A User’s Guide to Heat Pumps

Unlike conventional electric furnaces, which burn fossil fuels to produce heat, heat pumps simply move energy from the air, water or ground into your home. They’re one of the fastest-growing appliances in the world and are gaining popularity in an increasingly eco-conscious climate. And they’re much cheaper to run than conventional gas furnaces. But the technology requires a different sales pitch than solar panels and electric vehicles, and many HVAC contractors have pooh-poohed them in favor of fossil-fuel-burning furnaces. Canary Media has tracked the evolution of this efficient, cost-effective heating option and brings you this user’s guide to making the switch to heat pumps.

Heat Pump

A heat pump extracts energy from the air, geothermal power stored in the ground or waste heat from a factory. It amplifies that energy to heat your home in winter and cool it in summer. The system’s efficiency is often four times higher than traditional furnaces or boilers, with the electrical energy consumed to operate it normally being several times less than that used by other heating technologies.

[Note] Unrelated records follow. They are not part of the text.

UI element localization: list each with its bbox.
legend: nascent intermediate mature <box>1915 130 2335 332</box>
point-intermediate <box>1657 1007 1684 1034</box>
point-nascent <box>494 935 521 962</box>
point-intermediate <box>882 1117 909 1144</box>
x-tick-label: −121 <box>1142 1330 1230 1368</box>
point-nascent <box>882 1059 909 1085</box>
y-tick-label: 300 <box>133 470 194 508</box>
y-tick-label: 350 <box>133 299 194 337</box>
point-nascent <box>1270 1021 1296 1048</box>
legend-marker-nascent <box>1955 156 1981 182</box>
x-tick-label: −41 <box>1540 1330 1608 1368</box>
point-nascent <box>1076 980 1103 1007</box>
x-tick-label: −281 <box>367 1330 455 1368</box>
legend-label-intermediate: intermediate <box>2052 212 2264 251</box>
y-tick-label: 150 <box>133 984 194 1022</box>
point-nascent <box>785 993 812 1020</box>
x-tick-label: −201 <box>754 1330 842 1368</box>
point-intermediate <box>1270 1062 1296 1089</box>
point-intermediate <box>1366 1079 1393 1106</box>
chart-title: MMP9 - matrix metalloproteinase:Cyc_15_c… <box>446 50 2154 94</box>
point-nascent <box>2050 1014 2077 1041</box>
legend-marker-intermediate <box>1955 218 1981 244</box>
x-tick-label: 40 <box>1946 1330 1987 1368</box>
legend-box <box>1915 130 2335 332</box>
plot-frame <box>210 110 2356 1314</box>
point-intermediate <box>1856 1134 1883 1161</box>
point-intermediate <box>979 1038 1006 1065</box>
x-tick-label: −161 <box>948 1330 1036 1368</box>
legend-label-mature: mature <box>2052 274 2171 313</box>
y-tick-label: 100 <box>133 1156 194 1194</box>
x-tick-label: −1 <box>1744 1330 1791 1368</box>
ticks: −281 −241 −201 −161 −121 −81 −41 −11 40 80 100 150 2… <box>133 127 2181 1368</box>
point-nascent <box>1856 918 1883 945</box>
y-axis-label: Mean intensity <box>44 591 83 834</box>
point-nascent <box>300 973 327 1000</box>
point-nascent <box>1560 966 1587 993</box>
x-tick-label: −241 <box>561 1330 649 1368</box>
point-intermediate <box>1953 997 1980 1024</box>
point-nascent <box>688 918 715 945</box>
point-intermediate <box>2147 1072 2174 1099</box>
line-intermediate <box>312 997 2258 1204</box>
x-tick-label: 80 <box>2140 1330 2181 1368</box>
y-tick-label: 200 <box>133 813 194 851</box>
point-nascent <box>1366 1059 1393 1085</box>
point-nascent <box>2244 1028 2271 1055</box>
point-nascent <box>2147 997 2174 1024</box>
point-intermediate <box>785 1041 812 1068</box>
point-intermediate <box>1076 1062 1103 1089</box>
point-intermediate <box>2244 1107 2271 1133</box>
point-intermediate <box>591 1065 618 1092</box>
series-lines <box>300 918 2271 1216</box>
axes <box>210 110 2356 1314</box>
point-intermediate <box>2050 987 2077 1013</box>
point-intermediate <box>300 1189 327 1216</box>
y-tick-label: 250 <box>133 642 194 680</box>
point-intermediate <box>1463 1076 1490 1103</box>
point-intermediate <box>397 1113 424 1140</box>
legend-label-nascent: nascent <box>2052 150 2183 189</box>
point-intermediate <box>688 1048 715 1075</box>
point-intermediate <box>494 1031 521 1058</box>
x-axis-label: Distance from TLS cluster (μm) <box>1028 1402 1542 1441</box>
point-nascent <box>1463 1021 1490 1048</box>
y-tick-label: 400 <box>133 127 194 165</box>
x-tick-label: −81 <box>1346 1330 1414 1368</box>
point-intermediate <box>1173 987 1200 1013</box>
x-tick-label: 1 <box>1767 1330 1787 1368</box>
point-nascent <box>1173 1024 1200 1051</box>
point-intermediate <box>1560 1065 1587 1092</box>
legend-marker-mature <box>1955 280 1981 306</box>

Heat pumps are based on the same refrigeration cycles as a refrigerator or air conditioner, but the process can be reversed to either heat or cool a space. The basic premise is that the temperature of the surrounding air or ground is almost always warmer than that of the refrigerant, which moves between two coils to extract and deliver energy.

The system is powered by an electric motor that drives a compressor to pressurize the refrigerant, turning it into a hot liquid. Then the liquid is drawn into an evaporator coil, where it evaporates at the sudden drop in pressure, releasing thermal energy to warm your home. The refrigerant is then returned to the condenser coil, where it reverts back to a hot liquid and the cycle starts again.

As this process goes on, the amount of electricity consumed is directly proportional to the amount of energy produced. This is why heat pumps are rated by their Seasonal Energy Efficiency Ratio (SEER) or Heating Seasonal Performance Factor (HSPF).

One of the best things about heat pumps, in addition to their efficiencies, is that they require no fuel to generate their energy. That means they have the smallest carbon footprint of any heating system, even when compared to oil- and natural gas-fired furnaces. And as the percentage of renewable and low-carbon sources in the power mix increases, that footprint will shrink even more.

There are several types of heat pumps on the market, including ductless mini-splits. These are perfect for homes that don’t have ducts, and can be an effective replacement for air conditioning systems in those spaces. The most common type of Heat Pump is a split-system that has an outdoor unit that looks like a regular air conditioner’s outdoor unit, and an indoor air handler. There’s also a newer version of the heat pump called a hybrid that uses an electric motor to drive a small steam turbine to create supplemental energy.